The filename is limited to 512 octets. This should not cause a
problem in most, if not all, cases.
The ticket server replies with a "This is Your Ticket" (TIYT) packet
containing the ticket. Figure 2 shows the format of this packet.
0 1 2 3
0 1 2 3 4 5 6 7 8 9 0 1 2 3 4 5 6 7 8 9 0 1 2 3 4 5 6 7 8 9 0 1
+-+-+-+-+-+-+-+-+-+-+-+-+-+-+-+-+-+-+-+-+-+-+-+-+-+-+-+-+-+-+-+-+
'T' 'I' 'Y' 'T'
+-+-+-+-+-+-+-+-+-+-+-+-+-+-+-+-+-+-+-+-+-+-+-+-+-+-+-+-+-+-+-+-+
"ticket"
+-+-+-+-+-+-+-+-+-+-+-+-+-+-+-+-+-+-+-+-+-+-+-+-+-+-+-+-+-+-+-+-+
BLKSZ (by default 512)
+-+-+-+-+-+-+-+-+-+-+-+-+-+-+-+-+-+-+-+-+-+-+-+-+-+-+-+-+-+-+-+-+
FILSZ
+-+-+-+-+-+-+-+-+-+-+-+-+-+-+-+-+-+-+-+-+-+-+-+-+-+-+-+-+-+-+-+-+
IP address of CFDP server (network order)
+-+-+-+-+-+-+-+-+-+-+-+-+-+-+-+-+-+-+-+-+-+-+-+-+-+-+-+-+-+-+-+-+
client UDP port# (cfdpcln) server UDP port# (cfdpsrv)
+-+-+-+-+-+-+-+-+-+-+-+-+-+-+-+-+-+-+-+-+-+-+-+-+-+-+-+-+-+-+-+-+
Fig. 2: "This Is Your Ticket" packet.
The reply is sent to the UDP port that the RQTK request came from.
The IP address of the CFDP server is provided because the original
handshake server is not necessarily on the same machine as the ticket
server, let alone the same process.
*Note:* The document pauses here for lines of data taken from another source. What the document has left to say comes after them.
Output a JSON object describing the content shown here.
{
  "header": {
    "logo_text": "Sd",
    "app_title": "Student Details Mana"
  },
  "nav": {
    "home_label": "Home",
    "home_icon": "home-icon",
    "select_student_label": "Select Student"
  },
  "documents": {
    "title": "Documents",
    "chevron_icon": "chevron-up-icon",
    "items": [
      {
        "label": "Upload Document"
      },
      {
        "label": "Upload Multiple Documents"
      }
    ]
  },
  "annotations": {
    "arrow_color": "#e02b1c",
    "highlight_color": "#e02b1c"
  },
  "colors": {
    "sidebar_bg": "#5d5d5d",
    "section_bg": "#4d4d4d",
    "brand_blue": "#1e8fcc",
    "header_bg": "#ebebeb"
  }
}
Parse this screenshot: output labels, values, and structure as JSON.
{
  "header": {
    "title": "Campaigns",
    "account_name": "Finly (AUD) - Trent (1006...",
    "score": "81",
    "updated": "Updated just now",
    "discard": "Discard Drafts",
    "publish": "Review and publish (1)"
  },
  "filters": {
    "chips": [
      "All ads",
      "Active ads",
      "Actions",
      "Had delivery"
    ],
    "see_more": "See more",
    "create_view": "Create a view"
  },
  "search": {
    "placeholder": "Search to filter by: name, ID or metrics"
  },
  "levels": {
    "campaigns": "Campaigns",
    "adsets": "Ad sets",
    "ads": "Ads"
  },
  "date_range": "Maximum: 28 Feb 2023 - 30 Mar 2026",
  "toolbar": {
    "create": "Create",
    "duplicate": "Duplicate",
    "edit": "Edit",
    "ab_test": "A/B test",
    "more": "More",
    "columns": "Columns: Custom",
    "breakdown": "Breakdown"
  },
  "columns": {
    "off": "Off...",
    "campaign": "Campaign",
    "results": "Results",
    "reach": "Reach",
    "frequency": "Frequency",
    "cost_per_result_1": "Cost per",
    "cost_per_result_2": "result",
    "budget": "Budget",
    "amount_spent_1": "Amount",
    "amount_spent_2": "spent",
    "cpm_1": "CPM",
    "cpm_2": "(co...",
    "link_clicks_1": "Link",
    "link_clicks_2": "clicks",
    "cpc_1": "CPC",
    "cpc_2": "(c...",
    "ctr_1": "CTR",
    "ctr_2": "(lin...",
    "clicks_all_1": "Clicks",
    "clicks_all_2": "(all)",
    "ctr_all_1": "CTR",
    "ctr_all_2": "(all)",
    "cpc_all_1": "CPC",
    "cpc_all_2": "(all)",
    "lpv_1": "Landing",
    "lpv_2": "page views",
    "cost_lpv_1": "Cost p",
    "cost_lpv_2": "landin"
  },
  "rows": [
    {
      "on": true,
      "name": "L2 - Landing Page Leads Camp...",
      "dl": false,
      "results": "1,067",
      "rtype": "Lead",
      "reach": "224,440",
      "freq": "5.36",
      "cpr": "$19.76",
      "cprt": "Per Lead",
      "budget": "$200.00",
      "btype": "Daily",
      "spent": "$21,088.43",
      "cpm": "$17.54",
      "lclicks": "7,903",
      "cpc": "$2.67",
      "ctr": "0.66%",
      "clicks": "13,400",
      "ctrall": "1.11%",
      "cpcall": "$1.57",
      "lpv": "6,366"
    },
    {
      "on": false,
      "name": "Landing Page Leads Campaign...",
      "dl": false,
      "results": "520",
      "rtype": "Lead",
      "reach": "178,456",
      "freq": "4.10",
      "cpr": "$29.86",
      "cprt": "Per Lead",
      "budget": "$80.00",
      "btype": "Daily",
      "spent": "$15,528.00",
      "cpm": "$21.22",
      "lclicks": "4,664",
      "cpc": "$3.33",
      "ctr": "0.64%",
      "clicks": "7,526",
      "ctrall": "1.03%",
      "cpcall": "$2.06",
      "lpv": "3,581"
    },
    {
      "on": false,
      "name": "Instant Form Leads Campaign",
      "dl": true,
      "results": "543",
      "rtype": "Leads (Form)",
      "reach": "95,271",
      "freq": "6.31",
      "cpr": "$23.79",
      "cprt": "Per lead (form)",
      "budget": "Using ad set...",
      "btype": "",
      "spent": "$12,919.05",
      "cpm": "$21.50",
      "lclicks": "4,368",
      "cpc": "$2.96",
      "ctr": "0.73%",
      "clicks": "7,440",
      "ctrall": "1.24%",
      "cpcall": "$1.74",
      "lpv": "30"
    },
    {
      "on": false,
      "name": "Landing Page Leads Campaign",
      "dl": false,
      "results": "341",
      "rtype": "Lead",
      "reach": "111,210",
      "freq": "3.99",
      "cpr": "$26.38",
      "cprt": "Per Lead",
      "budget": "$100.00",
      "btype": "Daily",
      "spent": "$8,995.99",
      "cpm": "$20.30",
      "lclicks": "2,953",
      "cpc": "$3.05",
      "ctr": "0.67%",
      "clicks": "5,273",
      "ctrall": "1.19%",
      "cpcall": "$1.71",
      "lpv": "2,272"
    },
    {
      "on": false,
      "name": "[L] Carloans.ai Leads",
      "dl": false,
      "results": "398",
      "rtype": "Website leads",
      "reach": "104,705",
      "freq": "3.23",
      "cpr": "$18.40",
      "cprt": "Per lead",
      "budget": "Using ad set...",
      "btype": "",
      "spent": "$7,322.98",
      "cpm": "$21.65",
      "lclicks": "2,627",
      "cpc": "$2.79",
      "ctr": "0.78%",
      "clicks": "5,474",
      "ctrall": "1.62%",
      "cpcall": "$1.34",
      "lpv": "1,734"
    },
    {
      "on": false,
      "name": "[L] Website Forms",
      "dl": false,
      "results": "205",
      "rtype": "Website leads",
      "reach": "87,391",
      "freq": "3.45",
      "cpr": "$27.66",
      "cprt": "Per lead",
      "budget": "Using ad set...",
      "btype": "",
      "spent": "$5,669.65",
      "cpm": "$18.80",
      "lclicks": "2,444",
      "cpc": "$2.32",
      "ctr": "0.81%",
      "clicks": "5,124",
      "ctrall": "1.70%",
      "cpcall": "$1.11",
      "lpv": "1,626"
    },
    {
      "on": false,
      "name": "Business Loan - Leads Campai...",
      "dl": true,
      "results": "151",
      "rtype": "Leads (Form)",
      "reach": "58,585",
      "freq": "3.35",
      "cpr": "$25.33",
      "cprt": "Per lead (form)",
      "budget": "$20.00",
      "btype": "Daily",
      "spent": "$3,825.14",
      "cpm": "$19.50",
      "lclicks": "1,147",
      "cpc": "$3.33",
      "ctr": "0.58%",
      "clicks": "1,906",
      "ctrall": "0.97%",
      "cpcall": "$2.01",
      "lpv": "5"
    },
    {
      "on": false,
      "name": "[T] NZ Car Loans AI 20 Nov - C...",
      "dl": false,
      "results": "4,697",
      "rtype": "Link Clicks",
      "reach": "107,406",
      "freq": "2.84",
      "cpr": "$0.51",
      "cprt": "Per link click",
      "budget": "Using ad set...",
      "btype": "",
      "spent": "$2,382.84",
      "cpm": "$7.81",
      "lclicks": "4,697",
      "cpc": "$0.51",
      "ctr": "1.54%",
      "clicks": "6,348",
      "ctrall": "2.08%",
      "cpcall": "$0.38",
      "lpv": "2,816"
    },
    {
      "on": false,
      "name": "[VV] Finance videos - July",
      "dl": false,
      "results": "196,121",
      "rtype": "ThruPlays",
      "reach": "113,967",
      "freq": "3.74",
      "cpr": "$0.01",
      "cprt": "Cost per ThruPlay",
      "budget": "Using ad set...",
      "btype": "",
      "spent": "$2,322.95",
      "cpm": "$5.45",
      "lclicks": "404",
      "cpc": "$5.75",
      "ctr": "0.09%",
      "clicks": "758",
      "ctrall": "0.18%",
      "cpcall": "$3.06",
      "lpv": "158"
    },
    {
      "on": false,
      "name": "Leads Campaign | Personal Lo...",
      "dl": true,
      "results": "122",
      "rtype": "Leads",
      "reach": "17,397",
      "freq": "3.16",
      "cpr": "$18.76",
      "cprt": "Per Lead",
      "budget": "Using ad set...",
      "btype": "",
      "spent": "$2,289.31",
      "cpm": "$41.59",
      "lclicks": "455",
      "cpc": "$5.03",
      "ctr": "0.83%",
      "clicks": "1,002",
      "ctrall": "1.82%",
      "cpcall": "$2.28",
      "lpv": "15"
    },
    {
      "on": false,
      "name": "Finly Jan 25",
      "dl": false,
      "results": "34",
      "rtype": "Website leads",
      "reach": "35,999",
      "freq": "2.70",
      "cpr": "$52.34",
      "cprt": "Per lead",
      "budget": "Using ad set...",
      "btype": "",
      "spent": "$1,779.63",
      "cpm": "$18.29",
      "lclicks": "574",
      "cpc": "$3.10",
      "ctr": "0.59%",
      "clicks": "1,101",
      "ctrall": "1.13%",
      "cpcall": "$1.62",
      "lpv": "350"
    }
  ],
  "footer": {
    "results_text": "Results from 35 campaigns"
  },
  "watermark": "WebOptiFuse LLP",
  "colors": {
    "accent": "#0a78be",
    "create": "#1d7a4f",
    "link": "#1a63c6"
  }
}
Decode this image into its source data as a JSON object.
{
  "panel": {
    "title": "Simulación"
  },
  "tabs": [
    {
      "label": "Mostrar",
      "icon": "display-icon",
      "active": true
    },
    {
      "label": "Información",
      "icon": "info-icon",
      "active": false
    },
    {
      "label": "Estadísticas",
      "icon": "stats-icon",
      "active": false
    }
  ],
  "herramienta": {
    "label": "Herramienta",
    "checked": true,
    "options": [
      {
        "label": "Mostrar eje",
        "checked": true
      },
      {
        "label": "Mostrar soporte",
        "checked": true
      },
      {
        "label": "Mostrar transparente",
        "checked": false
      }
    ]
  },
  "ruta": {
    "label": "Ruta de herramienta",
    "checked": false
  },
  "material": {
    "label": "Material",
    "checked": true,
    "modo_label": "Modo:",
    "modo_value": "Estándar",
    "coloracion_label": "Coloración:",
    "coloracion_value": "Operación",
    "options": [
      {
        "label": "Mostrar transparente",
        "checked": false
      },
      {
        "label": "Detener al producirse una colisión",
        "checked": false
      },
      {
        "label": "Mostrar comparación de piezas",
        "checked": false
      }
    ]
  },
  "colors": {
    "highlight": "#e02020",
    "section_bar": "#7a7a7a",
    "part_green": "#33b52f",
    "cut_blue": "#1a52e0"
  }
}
Similarly, the cfdpcln and
cfdpsrv port numbers (in network order) are communicated to the
client. If the client does not use this ticket server, but rather
uses BOOTP or something else, that other server should be responsible
for providing the values of cfdpcln and cfdpsrv. The ticket server
also communicates this ticket/filename/filesize to the real CFDP
server. It is recommended that the ticket requests be handled by the
regular CFDP server, in which case informing the CFDP server of the
ticket/filename binding is trivial (as it is internal to the
process).
Once the client has received the ticket for the filename it has
requested, the file distribution can proceed.
Client Protocol:
Once the ticket has been established, the client starts listening for
broadcast packets on the cfdpcln/udp port that have the same "ticket"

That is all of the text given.